TEAM hopes to fill more centers. Its new Fitchburg data center is the first of five new facilities TEAM intends to build in Midwest markets over the next five years. It is among the regional providers experiencing strong growth, which in turn has prompted interest from the private equity sector. ABRY Partners has bought Houston's CyrusOne and Hosted Solutions of North Carolina, while Managed Data Holdings has acquired Data393 of Denver and InteleNet of Irvine, Calif.

Different Approach Needed

Operating a data center business in smaller markets like Cedar Falls and Fitchburg requires a different approach than in major markets such as New York or northern Virginia, according to Kittrell. "A couple of things are fundamentally different," he said. "In a lot of cases, the first thing we do is spend time with local economic development and find out what kind of market this is. We're really looking for vibrant economies in their own right. Because these markets are smaller, (business owners) tend to be pretty community-minded people. They don't want to build their own data centers, but they don't want to go far."

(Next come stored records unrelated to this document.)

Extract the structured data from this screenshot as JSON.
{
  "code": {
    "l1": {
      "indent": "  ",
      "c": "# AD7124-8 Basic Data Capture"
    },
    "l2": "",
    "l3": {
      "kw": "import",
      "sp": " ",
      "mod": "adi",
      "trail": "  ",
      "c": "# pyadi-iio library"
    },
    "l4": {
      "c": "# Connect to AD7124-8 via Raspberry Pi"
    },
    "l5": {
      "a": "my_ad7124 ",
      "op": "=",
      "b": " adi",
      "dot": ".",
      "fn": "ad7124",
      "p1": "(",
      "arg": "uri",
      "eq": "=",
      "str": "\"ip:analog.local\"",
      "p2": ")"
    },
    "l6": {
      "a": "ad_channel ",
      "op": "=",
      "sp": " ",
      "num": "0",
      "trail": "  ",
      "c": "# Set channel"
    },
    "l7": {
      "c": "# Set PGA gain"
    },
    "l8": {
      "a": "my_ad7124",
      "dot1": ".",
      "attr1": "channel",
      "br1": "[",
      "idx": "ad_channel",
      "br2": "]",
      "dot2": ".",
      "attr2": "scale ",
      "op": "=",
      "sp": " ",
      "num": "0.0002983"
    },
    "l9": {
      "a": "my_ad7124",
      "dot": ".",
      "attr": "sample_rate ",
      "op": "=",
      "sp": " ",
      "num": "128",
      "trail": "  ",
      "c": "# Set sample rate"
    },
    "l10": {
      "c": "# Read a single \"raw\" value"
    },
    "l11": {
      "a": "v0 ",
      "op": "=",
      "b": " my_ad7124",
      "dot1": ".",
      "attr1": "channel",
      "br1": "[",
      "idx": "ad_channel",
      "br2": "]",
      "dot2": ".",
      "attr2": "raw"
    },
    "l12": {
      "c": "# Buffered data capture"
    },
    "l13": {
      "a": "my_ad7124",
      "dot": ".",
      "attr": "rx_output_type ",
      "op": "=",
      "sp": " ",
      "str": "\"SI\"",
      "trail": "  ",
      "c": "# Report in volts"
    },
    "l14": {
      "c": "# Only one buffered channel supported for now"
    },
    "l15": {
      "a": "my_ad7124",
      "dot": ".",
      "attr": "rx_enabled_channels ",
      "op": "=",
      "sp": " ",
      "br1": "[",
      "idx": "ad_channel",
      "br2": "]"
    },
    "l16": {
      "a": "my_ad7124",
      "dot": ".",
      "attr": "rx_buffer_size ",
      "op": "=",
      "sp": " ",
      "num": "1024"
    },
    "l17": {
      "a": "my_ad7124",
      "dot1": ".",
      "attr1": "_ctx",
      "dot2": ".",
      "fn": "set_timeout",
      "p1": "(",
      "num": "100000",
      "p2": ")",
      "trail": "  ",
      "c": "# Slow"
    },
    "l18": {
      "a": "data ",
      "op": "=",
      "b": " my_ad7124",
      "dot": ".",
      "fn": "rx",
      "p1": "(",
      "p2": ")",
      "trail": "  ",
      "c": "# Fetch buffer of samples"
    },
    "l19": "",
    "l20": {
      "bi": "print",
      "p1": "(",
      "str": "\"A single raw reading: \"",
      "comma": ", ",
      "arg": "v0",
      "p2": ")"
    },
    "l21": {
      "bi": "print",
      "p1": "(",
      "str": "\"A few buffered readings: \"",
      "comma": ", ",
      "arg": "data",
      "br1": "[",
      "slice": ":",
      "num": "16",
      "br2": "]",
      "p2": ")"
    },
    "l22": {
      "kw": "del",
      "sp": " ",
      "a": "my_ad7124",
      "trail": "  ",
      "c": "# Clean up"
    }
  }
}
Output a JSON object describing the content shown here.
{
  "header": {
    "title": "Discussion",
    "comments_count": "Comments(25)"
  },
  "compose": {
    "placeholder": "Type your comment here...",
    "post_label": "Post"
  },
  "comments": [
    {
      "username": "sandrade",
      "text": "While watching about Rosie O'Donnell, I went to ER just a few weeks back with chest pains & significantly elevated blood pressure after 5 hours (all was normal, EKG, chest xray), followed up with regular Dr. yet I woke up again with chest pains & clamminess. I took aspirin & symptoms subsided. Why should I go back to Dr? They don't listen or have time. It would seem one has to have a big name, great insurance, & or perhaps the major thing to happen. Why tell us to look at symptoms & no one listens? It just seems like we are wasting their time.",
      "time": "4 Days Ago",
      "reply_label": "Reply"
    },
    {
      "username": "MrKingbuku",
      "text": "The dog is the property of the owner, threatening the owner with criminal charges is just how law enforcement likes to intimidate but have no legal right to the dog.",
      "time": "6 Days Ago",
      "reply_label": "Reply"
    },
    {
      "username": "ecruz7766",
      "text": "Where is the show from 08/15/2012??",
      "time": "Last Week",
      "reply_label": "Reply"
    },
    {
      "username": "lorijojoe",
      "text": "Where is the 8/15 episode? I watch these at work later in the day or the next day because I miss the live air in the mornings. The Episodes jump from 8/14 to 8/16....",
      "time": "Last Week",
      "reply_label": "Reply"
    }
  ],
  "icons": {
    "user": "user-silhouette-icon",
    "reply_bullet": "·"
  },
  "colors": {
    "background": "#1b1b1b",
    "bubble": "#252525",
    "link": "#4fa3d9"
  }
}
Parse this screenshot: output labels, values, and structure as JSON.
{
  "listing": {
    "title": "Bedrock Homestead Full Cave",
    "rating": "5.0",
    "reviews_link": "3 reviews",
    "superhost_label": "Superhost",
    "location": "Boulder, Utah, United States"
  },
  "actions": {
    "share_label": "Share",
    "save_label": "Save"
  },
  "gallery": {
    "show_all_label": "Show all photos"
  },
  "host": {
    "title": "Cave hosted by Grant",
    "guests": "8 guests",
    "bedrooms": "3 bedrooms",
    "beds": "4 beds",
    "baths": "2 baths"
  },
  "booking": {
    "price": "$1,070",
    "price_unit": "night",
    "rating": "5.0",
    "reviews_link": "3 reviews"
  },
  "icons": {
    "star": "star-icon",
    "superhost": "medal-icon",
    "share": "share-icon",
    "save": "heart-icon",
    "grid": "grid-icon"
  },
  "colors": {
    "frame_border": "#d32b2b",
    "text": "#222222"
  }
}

TEAM focuses on a specific tenant base - service providers and multi-tenant colocation providers. The company's first facility, built on spec, was a 24,000 square foot facility in Cedar Falls. Last September TEAM opened a 55,000 square foot data center in Fitchburg, with CDW Berbee as the anchor tenant.

"We've got a track record with a couple successful centers," said Kittrell. "These communities are waking up to this."